Here are a few which I enjoyed. Not sure what your genres are, but I hope this helps. I have limited my choice to three films at this moment all available on Netflix.
My 'go to everything' films are the Millennium Trilogies. I think from your first post and reference to Scandinavian films you may have already seen them? If so, ignore rest of this paragraph. Otherwise I would say first and foremost watch those films. They have been available on Netflix for many years and there are no plans to pull them, I believe. There are different productions of the films on different platforms (not always Netflix). Rooney Mara and Noomi Rapace each give you different versions of* Lisbeth Salander, while both enhance the original storybook. The third film was a toss up between Melanie Laurent in Inglorious Basterds and Emma Thompson in The Remains of the Day*.
Not in any order of preference and far from it:
(1) The Outfit - USPs: I love Mark Rylance's acting. I love his whole persona. The whole film is shot inside a tailor's shop except for two shots showing people arriving at the shop door. Sorry, I said tailor. Actually it goes like this - "I am not a Tailor, Sir. I am a Cutter" he says. "A tailor sows on buttons. A cutter makes suits to fit", after a short but important pause. All part of the film which is like a who-dun-it inside a single room after an accidental murder.

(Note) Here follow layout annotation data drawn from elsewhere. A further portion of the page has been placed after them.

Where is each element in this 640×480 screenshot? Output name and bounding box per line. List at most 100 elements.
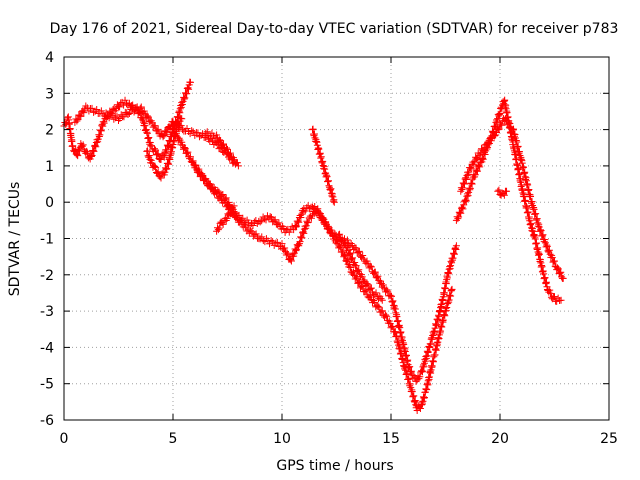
data-point <box>292 247 300 255</box>
data-point <box>146 155 154 163</box>
data-point <box>232 212 240 220</box>
data-point <box>209 184 217 192</box>
data-point <box>379 281 387 289</box>
data-point <box>348 254 356 262</box>
data-point <box>462 197 470 205</box>
data-point <box>341 252 349 260</box>
data-point <box>154 125 162 133</box>
data-point <box>527 192 535 200</box>
data-point <box>287 256 295 264</box>
data-point <box>150 145 158 153</box>
data-point <box>249 222 257 230</box>
data-point <box>179 126 187 134</box>
data-point <box>495 186 503 194</box>
data-point <box>180 93 188 101</box>
data-point <box>77 112 85 120</box>
data-point <box>336 230 344 238</box>
data-point <box>355 247 363 255</box>
data-point <box>186 153 194 161</box>
data-point <box>473 167 481 175</box>
data-point <box>336 242 344 250</box>
data-point <box>495 125 503 133</box>
data-point <box>87 153 95 161</box>
data-point <box>152 164 160 172</box>
x-tick-label: 25 <box>600 431 618 447</box>
data-point <box>546 286 554 294</box>
data-point <box>460 201 468 209</box>
data-point <box>271 216 279 224</box>
data-point <box>71 146 79 154</box>
data-point <box>163 165 171 173</box>
data-point <box>300 229 308 237</box>
data-point <box>178 101 186 109</box>
data-point <box>223 214 231 222</box>
data-point <box>480 146 488 154</box>
data-point <box>471 171 479 179</box>
data-point <box>179 145 187 153</box>
data-point <box>293 222 301 230</box>
data-point <box>93 106 101 114</box>
data-point <box>448 285 456 293</box>
data-point <box>548 254 556 262</box>
data-point <box>541 236 549 244</box>
data-point <box>452 242 460 250</box>
data-point <box>528 198 536 206</box>
data-point <box>534 219 542 227</box>
data-point <box>468 179 476 187</box>
data-point <box>122 100 130 108</box>
data-series <box>494 186 511 199</box>
data-point <box>120 113 128 121</box>
data-point <box>363 280 371 288</box>
data-point <box>281 244 289 252</box>
data-point <box>291 221 299 229</box>
data-point <box>291 245 299 253</box>
data-point <box>285 228 293 236</box>
y-tick-label: 0 <box>45 195 54 211</box>
data-point <box>320 215 328 223</box>
data-series <box>457 115 567 282</box>
data-point <box>483 140 491 148</box>
data-point <box>162 164 170 172</box>
data-point <box>383 312 391 320</box>
data-point <box>464 192 472 200</box>
data-point <box>367 284 375 292</box>
data-point <box>217 137 225 145</box>
data-point <box>463 190 471 198</box>
data-point <box>293 246 301 254</box>
data-point <box>374 272 382 280</box>
data-point <box>475 161 483 169</box>
data-point <box>457 209 465 217</box>
chart-title: Day 176 of 2021, Sidereal Day-to-day VTE… <box>50 21 619 37</box>
data-point <box>470 160 478 168</box>
data-point <box>192 161 200 169</box>
data-point <box>99 118 107 126</box>
data-point <box>557 268 565 276</box>
data-point <box>154 168 162 176</box>
data-point <box>90 147 98 155</box>
data-point <box>503 187 511 195</box>
data-point <box>269 238 277 246</box>
data-point <box>198 170 206 178</box>
data-point <box>97 107 105 115</box>
data-point <box>189 157 197 165</box>
data-point <box>78 142 86 150</box>
data-point <box>170 125 178 133</box>
data-point <box>543 242 551 250</box>
data-point <box>459 205 467 213</box>
data-point <box>343 256 351 264</box>
data-point <box>479 154 487 162</box>
x-tick-label: 0 <box>60 431 69 447</box>
data-point <box>335 244 343 252</box>
data-point <box>359 277 367 285</box>
data-point <box>459 184 467 192</box>
data-point <box>406 380 414 388</box>
data-point <box>275 219 283 227</box>
data-point <box>227 210 235 218</box>
data-point <box>402 366 410 374</box>
data-point <box>330 232 338 240</box>
data-point <box>364 281 372 289</box>
data-point <box>186 78 194 86</box>
data-point <box>330 198 338 206</box>
data-series <box>213 202 238 235</box>
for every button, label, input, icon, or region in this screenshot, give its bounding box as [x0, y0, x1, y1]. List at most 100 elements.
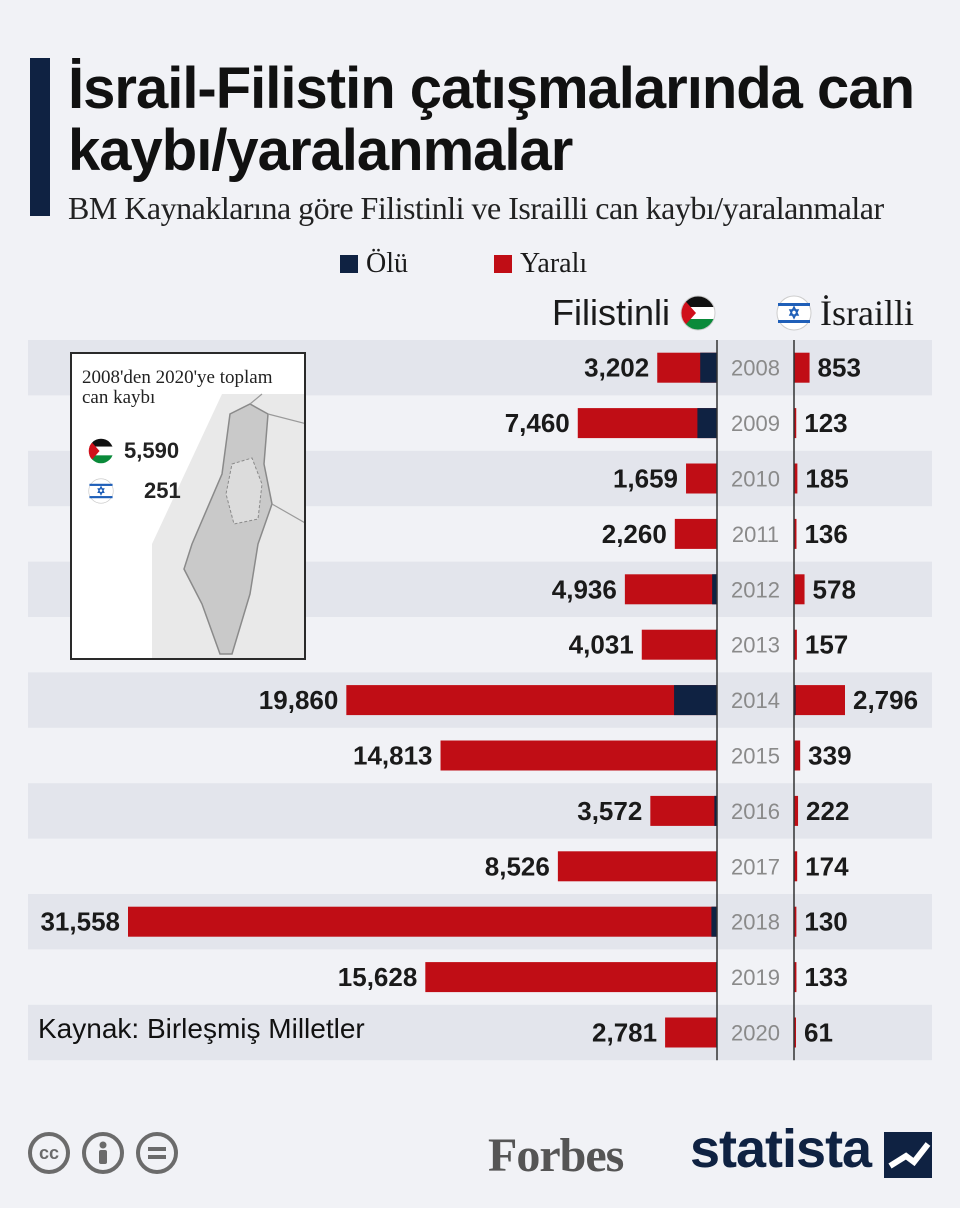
- year-label: 2016: [731, 799, 780, 824]
- palestinian-value-label: 4,031: [569, 630, 634, 660]
- source-note: Kaynak: Birleşmiş Milletler: [38, 1013, 365, 1044]
- row-stripe: [28, 1004, 932, 1061]
- israeli-value-label: 2,796: [853, 685, 918, 715]
- israeli-injured-bar: [794, 851, 798, 882]
- palestinian-injured-bar: [425, 962, 717, 993]
- palestinian-value-label: 14,813: [353, 741, 433, 771]
- creative-commons-icon[interactable]: cc: [28, 1132, 70, 1174]
- column-header-palestinian: Filistinli: [552, 292, 716, 334]
- inset-palestinian-total: 5,590: [124, 438, 180, 463]
- israeli-value-label: 136: [804, 519, 847, 549]
- palestinian-injured-bar: [650, 795, 717, 826]
- palestinian-injured-bar: [665, 1017, 717, 1048]
- israeli-value-label: 174: [805, 851, 849, 881]
- palestinian-value-label: 3,572: [577, 796, 642, 826]
- inset-israeli-total: 251: [144, 478, 181, 503]
- israeli-injured-bar: [794, 352, 810, 383]
- palestinian-value-label: 15,628: [338, 962, 418, 992]
- year-label: 2014: [731, 688, 780, 713]
- map-illustration: [152, 393, 304, 658]
- palestinian-value-label: 1,659: [613, 464, 678, 494]
- israeli-value-label: 157: [805, 630, 848, 660]
- year-label: 2011: [732, 522, 779, 547]
- chart: 3,202 2008 853 7,460 2009 123 1,659 2010 185 2,26…: [28, 340, 932, 1061]
- palestinian-injured-bar: [577, 408, 717, 439]
- palestinian-dead-bar: [711, 906, 717, 937]
- column-header-palestinian-label: Filistinli: [552, 292, 671, 333]
- year-label: 2010: [731, 467, 780, 492]
- palestinian-dead-bar: [697, 408, 717, 439]
- palestinian-value-label: 4,936: [552, 574, 617, 604]
- year-label: 2015: [731, 744, 780, 769]
- palestinian-value-label: 2,781: [592, 1018, 657, 1048]
- palestinian-injured-bar: [440, 740, 717, 771]
- israeli-value-label: 61: [804, 1018, 833, 1048]
- israeli-value-label: 339: [808, 741, 851, 771]
- year-label: 2012: [731, 577, 780, 602]
- legend-dead: Ölü: [340, 248, 408, 280]
- palestinian-injured-bar: [346, 685, 717, 716]
- year-label: 2008: [731, 356, 780, 381]
- legend-dead-swatch: [340, 255, 358, 273]
- palestinian-injured-bar: [674, 518, 717, 549]
- israeli-injured-bar: [794, 962, 797, 993]
- inset-title: 2008'den 2020'ye toplam can kaybı: [82, 367, 273, 408]
- israeli-injured-bar: [794, 1017, 796, 1048]
- palestinian-value-label: 19,860: [259, 685, 339, 715]
- inset-row-palestinian: 5,590: [88, 438, 179, 464]
- attribution-icon[interactable]: [82, 1132, 124, 1174]
- palestinian-injured-bar: [641, 629, 717, 660]
- year-label: 2019: [731, 965, 780, 990]
- israeli-injured-bar: [794, 408, 797, 439]
- israeli-injured-bar: [794, 795, 799, 826]
- totals-inset: 2008'den 2020'ye toplam can kaybı 5,590 …: [70, 352, 306, 660]
- palestinian-value-label: 2,260: [602, 519, 667, 549]
- palestinian-injured-bar: [557, 851, 717, 882]
- israeli-injured-bar: [794, 685, 845, 716]
- forbes-logo[interactable]: Forbes: [488, 1129, 624, 1182]
- palestinian-value-label: 31,558: [40, 907, 120, 937]
- year-label: 2009: [731, 411, 780, 436]
- israeli-value-label: 853: [818, 353, 861, 383]
- palestinian-injured-bar: [686, 463, 717, 494]
- year-label: 2020: [731, 1021, 780, 1046]
- palestinian-dead-bar: [714, 795, 717, 826]
- palestinian-dead-bar: [712, 574, 717, 605]
- israeli-value-label: 123: [804, 408, 847, 438]
- israeli-dead-bar: [794, 685, 796, 716]
- israeli-injured-bar: [794, 463, 798, 494]
- israeli-value-label: 130: [804, 907, 847, 937]
- israeli-injured-bar: [794, 906, 797, 937]
- israeli-value-label: 185: [805, 464, 848, 494]
- israeli-value-label: 133: [804, 962, 847, 992]
- palestinian-dead-bar: [700, 352, 717, 383]
- palestine-flag-icon: [680, 295, 716, 331]
- page-title: İsrail-Filistin çatışmalarında can kaybı…: [68, 56, 915, 183]
- title-accent-bar: [30, 58, 50, 216]
- legend-injured-label: Yaralı: [520, 248, 588, 279]
- no-derivatives-icon[interactable]: [136, 1132, 178, 1174]
- legend-injured: Yaralı: [494, 248, 587, 280]
- license-icons: cc: [28, 1132, 178, 1174]
- palestine-flag-icon: [88, 438, 114, 464]
- israel-flag-icon: [776, 295, 812, 331]
- israeli-injured-bar: [794, 629, 797, 660]
- israeli-value-label: 222: [806, 796, 849, 826]
- palestinian-value-label: 3,202: [584, 353, 649, 383]
- legend-injured-swatch: [494, 255, 512, 273]
- statista-mark-icon: [884, 1132, 932, 1178]
- inset-row-israeli: 251: [88, 478, 181, 504]
- column-header-israeli-label: İsrailli: [820, 293, 914, 333]
- palestinian-injured-bar: [128, 906, 717, 937]
- year-label: 2017: [731, 854, 780, 879]
- page-subtitle: BM Kaynaklarına göre Filistinli ve Israi…: [68, 190, 884, 226]
- column-header-israeli: İsrailli: [776, 292, 914, 334]
- israeli-injured-bar: [794, 740, 801, 771]
- year-label: 2013: [731, 633, 780, 658]
- palestinian-dead-bar: [674, 685, 717, 716]
- statista-logo[interactable]: statista: [690, 1119, 872, 1179]
- palestinian-value-label: 7,460: [505, 408, 570, 438]
- year-label: 2018: [731, 910, 780, 935]
- israeli-value-label: 578: [813, 574, 856, 604]
- israeli-injured-bar: [794, 518, 797, 549]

(2) What Happened To Monday - USPs: Noomi Rapace A dystopian future where families are limited to one child. Seven daughters are born in a single family and named after each day of the week. Living together they are each allowed out on their name-day. Except one daughter goes astray. Breaks the pact it seems. Then the authorities try to track down the remaining six. It is hard for 6 individual sisters to try to be one. Going to the same places outside, remembering what they should say. (I am sure when this film first came out it was Whatever and not What, but moot point).
(3A) Inglorious Basterds - USPs: Great character study. The scenes between Melanie Laurent and Christopher Waltz, even when not together and fused, are a masterpiece in character study. The restaurant scene with the milk and the layered pastry is a great character study. [Similar to the scene in Once Upon A Time in America when the young boy eats the cream cake in the Depression, albeit due to hunger]. I dislike the killing of the Nazi's scene and the monologue by Brad Pitt - I think that was poorly directed. But otherwise the film has great acting. See it for that and ignore the violence and don't be hijacked by sublimity.